Shares of Bury-based FTSE 100 retailer JD Sports Fashion plc rose about 8% as the firm’s new CEO Régis Schultz and his management team gave investors an update on the strategic approach for the group over the next five years.
At a capital markets event for sell side analysts and investors, the CEO outlined “how JD will enhance its position as the leading global sports-fashion specialist” with the firm calling the plan “A New Distinct Chapter in the Growth Story of JD.”
The management team set out further details on its growth strategy and key objectives for the next five years which include double digit revenue growth, double digit market share in key regions and double digit operating margin.
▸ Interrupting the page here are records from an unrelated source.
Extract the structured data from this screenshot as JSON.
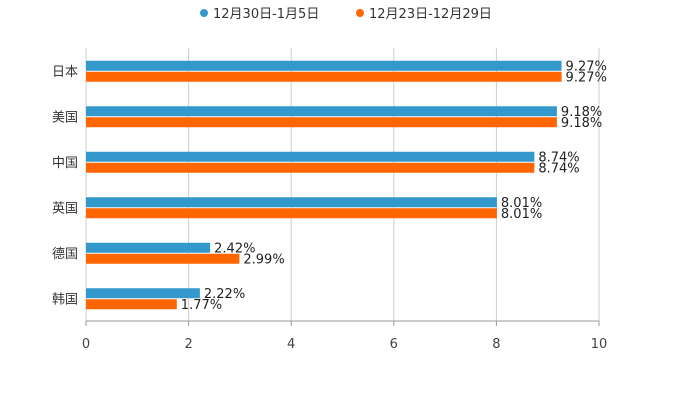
{
  "chart_data": {
    "type": "bar",
    "orientation": "horizontal",
    "categories": [
      "日本",
      "美国",
      "中国",
      "英国",
      "德国",
      "韩国"
    ],
    "series": [
      {
        "name": "12月30日-1月5日",
        "color": "#3399cc",
        "values": [
          9.27,
          9.18,
          8.74,
          8.01,
          2.42,
          2.22
        ],
        "labels": [
          "9.27%",
          "9.18%",
          "8.74%",
          "8.01%",
          "2.42%",
          "2.22%"
        ]
      },
      {
        "name": "12月23日-12月29日",
        "color": "#ff6600",
        "values": [
          9.27,
          9.18,
          8.74,
          8.01,
          2.99,
          1.77
        ],
        "labels": [
          "9.27%",
          "9.18%",
          "8.74%",
          "8.01%",
          "2.99%",
          "1.77%"
        ]
      }
    ],
    "xlim": [
      0,
      10
    ],
    "ticks": [
      0,
      2,
      4,
      6,
      8,
      10
    ],
    "tick_labels": [
      "0",
      "2",
      "4",
      "6",
      "8",
      "10"
    ],
    "grid": true,
    "legend_position": "top-center"
  }
}
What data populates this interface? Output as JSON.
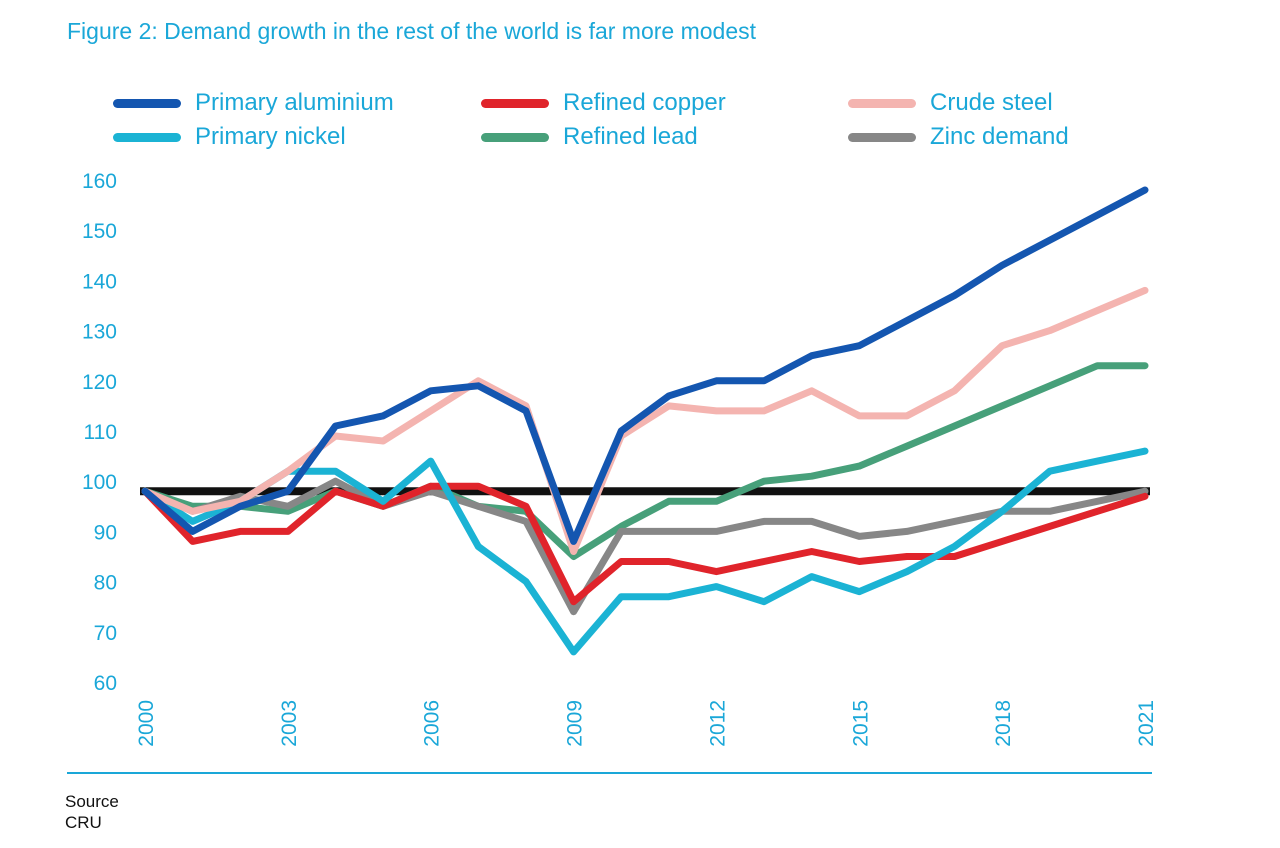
{
  "chart_data": {
    "type": "line",
    "title": "Figure 2: Demand growth in the rest of the world is far more modest",
    "xlabel": "",
    "ylabel": "",
    "ylim": [
      60,
      160
    ],
    "yticks": [
      60,
      70,
      80,
      90,
      100,
      110,
      120,
      130,
      140,
      150,
      160
    ],
    "xlim": [
      2000,
      2021
    ],
    "xticks": [
      2000,
      2003,
      2006,
      2009,
      2012,
      2015,
      2018,
      2021
    ],
    "x": [
      2000,
      2001,
      2002,
      2003,
      2004,
      2005,
      2006,
      2007,
      2008,
      2009,
      2010,
      2011,
      2012,
      2013,
      2014,
      2015,
      2016,
      2017,
      2018,
      2019,
      2020,
      2021
    ],
    "reference_line": 98,
    "grid": false,
    "legend_position": "top",
    "series": [
      {
        "name": "Primary aluminium",
        "color": "#1456b0",
        "values": [
          98,
          90,
          95,
          98,
          111,
          113,
          118,
          119,
          114,
          88,
          110,
          117,
          120,
          120,
          125,
          127,
          132,
          137,
          143,
          148,
          153,
          158
        ]
      },
      {
        "name": "Refined copper",
        "color": "#e0242b",
        "values": [
          98,
          88,
          90,
          90,
          98,
          95,
          99,
          99,
          95,
          76,
          84,
          84,
          82,
          84,
          86,
          84,
          85,
          85,
          88,
          91,
          94,
          97
        ]
      },
      {
        "name": "Crude steel",
        "color": "#f4b4b0",
        "values": [
          98,
          94,
          96,
          102,
          109,
          108,
          114,
          120,
          115,
          86,
          109,
          115,
          114,
          114,
          118,
          113,
          113,
          118,
          127,
          130,
          134,
          138
        ]
      },
      {
        "name": "Primary nickel",
        "color": "#1bb3d4",
        "values": [
          98,
          92,
          96,
          102,
          102,
          96,
          104,
          87,
          80,
          66,
          77,
          77,
          79,
          76,
          81,
          78,
          82,
          87,
          94,
          102,
          104,
          106
        ]
      },
      {
        "name": "Refined lead",
        "color": "#47a07a",
        "values": [
          98,
          95,
          95,
          94,
          98,
          95,
          99,
          95,
          94,
          85,
          91,
          96,
          96,
          100,
          101,
          103,
          107,
          111,
          115,
          119,
          123,
          123
        ]
      },
      {
        "name": "Zinc demand",
        "color": "#878787",
        "values": [
          98,
          94,
          97,
          95,
          100,
          95,
          98,
          95,
          92,
          74,
          90,
          90,
          90,
          92,
          92,
          89,
          90,
          92,
          94,
          94,
          96,
          98
        ]
      }
    ]
  },
  "source": {
    "label": "Source",
    "value": "CRU"
  }
}
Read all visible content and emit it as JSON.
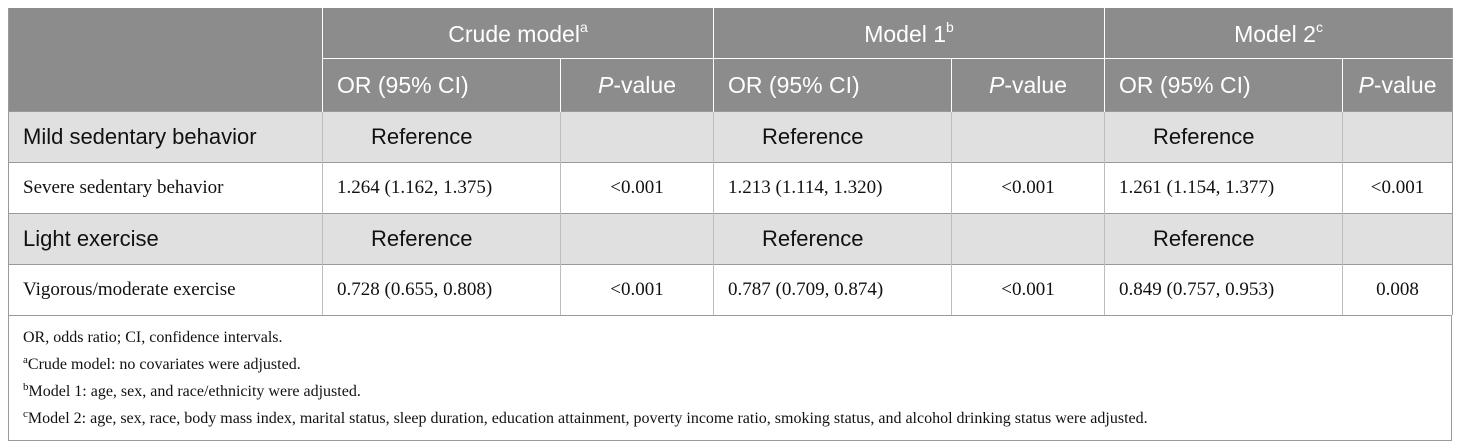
{
  "header": {
    "groups": [
      {
        "label": "Crude model",
        "sup": "a"
      },
      {
        "label": "Model 1",
        "sup": "b"
      },
      {
        "label": "Model 2",
        "sup": "c"
      }
    ],
    "or_label": "OR (95% CI)",
    "p_label_italic": "P",
    "p_label_rest": "-value"
  },
  "rows": [
    {
      "label": "Mild sedentary behavior",
      "type": "ref",
      "cells": [
        "Reference",
        "",
        "Reference",
        "",
        "Reference",
        ""
      ]
    },
    {
      "label": "Severe sedentary behavior",
      "type": "val",
      "cells": [
        "1.264 (1.162, 1.375)",
        "<0.001",
        "1.213 (1.114, 1.320)",
        "<0.001",
        "1.261 (1.154, 1.377)",
        "<0.001"
      ]
    },
    {
      "label": "Light exercise",
      "type": "ref",
      "cells": [
        "Reference",
        "",
        "Reference",
        "",
        "Reference",
        ""
      ]
    },
    {
      "label": "Vigorous/moderate exercise",
      "type": "val",
      "cells": [
        "0.728 (0.655, 0.808)",
        "<0.001",
        "0.787 (0.709, 0.874)",
        "<0.001",
        "0.849 (0.757, 0.953)",
        "0.008"
      ]
    }
  ],
  "notes": {
    "abbrev": "OR, odds ratio; CI, confidence intervals.",
    "items": [
      {
        "sup": "a",
        "text": "Crude model: no covariates were adjusted."
      },
      {
        "sup": "b",
        "text": "Model 1: age, sex, and race/ethnicity were adjusted."
      },
      {
        "sup": "c",
        "text": "Model 2: age, sex, race, body mass index, marital status, sleep duration, education attainment, poverty income ratio, smoking status, and alcohol drinking status were adjusted."
      }
    ]
  }
}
The objectives also include capital expenditure (CapEx) of £500 million to £600 million per annum with 50% to 60% of spend focused on store expansion in underpenetrated markets with 250 to 350 new JD stores per annum, and cash generation from operating activities of £1 billion per annum.
Schultz said: “Today marks a new, distinct chapter in the growth story of JD as we set our plans to become the leading global sports-fashion powerhouse.
“Building on our strong existing position and attractive long-term market dynamics, we see significant growth opportunities ahead by expanding JD internationally, notably in North America and Europe.
“We will also be enhancing our omnichannel retail offering, investing in technology and analytics, and leveraging our long-term strategic brand partnerships, to better serve more customers.
“Our track record of disciplined investment and strong retail execution means that JD is extremely well positioned to capitalise on its material headroom for growth globally and continue delivering value for shareholders.”